Di Alessandro Ciquera
07/07/2009, Kirkuk
Il periodo appena trascorso è stato probabilmente uno dei più strani di tutta la storia recente dell'Iraq, o perlomeno dei suoi ultimi dieci anni. Il Governo degli Stati Uniti ha annunciato ed effettuato la prima fase del ritiro delle truppe dalle principali citta' del Paese, da Mosul a Kirkuk, da Tikrit a Bassora, passando ovviamente per Baghdad. Gli Americani se ne stanno andando: proviamo, per esperimento, a congelare per un attimo questa immagine, andiamo oltre le immagini di parate festanti e di cambi della guardia trasmesse dalla Televisione in ogni angolo della Nazione, andiamo oltre, entriamo nella vita dei figli di questo Stato. Immedesimiamoci momentaneamente in Ebenezer Scrooge, l'anziano avaro che nel racconto "A Christmas Carol" di Charles Dickens viaggia nei Natali passati, presenti e futuri. Guardiamo col cuore, sinceramente: ciò che è stato, ciò che è e ciò che sarà il destino di queste terre Mediorientali. Prendiamo per mano un immaginario genio del Passato, e sorvoliamo i vari decenni dagli anni Settanta in poi, vedremo in azione un regime crudele, minoranze esiliate, perseguitate e assassinate. Vedremo le guerre civili tra fazioni opposte nel Kurdistan, sfruttate dal Governo di Saddam Hussein come occasione di nuove repressioni, vedremo politici di ogni etnia e religione sempre meno interessati alla povera gente, vedremo la rovina di Kirkuk, di Mosul, vedremo petrolio, sangue e morte, vedremo il massacro di Halabja.
Il tempo si ferma, ancora una volta, la nebbia si dirada ed ecco la Prima Guerra del Golfo, tra Iraq e Iran, seguita dalla Seconda, quella in cui intervennero gli USA di George Bush padre. Nel 1991 l'Iraq è un paese ancora una volta sull'orlo dello sbandamento, sul punto di esplodere. Entrano in azione giochi di potere, logiche di palazzo, Saddam viene dapprima finanziato, poi dichiarato un tiranno, poi gli viene mossa guerra, tutta la popolazione è chiamata alle armi, il ricco Kuwait viene preso di mira e porta l'Onu a inasprire ridicole sanzioni che causano la morte di migliaia e migliaia di innocenti, senza scalfire la credibilità interna del regime.
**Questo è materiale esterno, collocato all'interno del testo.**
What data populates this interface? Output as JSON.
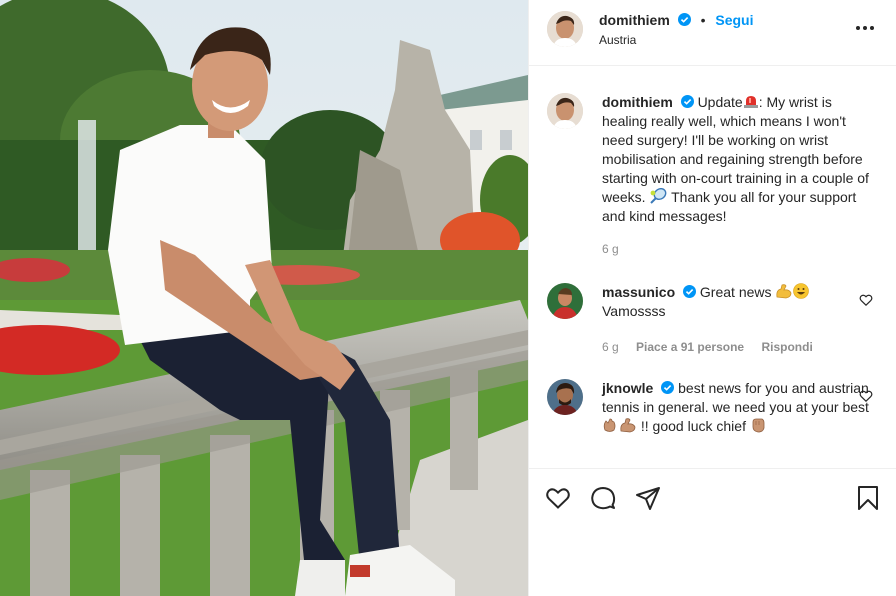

Ad una manciata di chilometri da Baghdad tuttavia l'esercito Americano si ferma, e si ritira, ogni singola amministrazione al suo posto, la dittatura permane.
Lasciamoci alle spalle i libri di storia e con un immaginario Fantasma del Presente arriviamo alle guerre del post Undici Settembre 2001: l'Iraq del dopo Saddam; ci aggiriamo per le strade di una capitale divisa in zone rosse e verdi, i confini nazionali non sono stati chiusi nonostante le chiare minaccie di infiltrazioni terroristiche in assenza di un governo forte capace di fermarle, ed ora ogni città è piena di cellule impazzite che compiono decine di attentati al giorno contro civili e soldati, rapiscono e assassinano giornalisti stranieri e diplomatici, la corruzione presente nei settori pubblici e nei vari Presidenti eletti democraticamente non porta ad un miglioramento del sistema. Vediamo una madre andare al mercato con il proprio figlio, la seguiamo con la coda dell'occhio, andare incontro al suo destino, non sentirà più i profumi della Primavera nei giardini di Baghdad.
Il Fantasma del Futuro ha il volto scuro e gli occhi tristi, stanchi di piangere, i telegiornali lo indicano come possibile portatore di una guerra civile, una Balcanizzazione conseguente alle nuove ondate di violenza. Il Fantasma del Futuro sta piangendo, lui non vuole essere tutto ciò, eppure deve diventare quello che il suo popolo sceglierà, non dipende da lui il cammino da segnare. Siamo avanti in chissà quale epoca, forse cinquant' anni dopo gli attacchi alle Torri Gemelle, guardiamoci intorno, anche nei nuovi decenni percepiamo sofferenza ma non riusciamo a carpire in maniera dettagliata lo stato reale delle cose, il Fantasma del Futuro non puo' rivelare i suoi segreti, ma sotto le lacrime non riesce a nascondere i suoi occhi azzurri.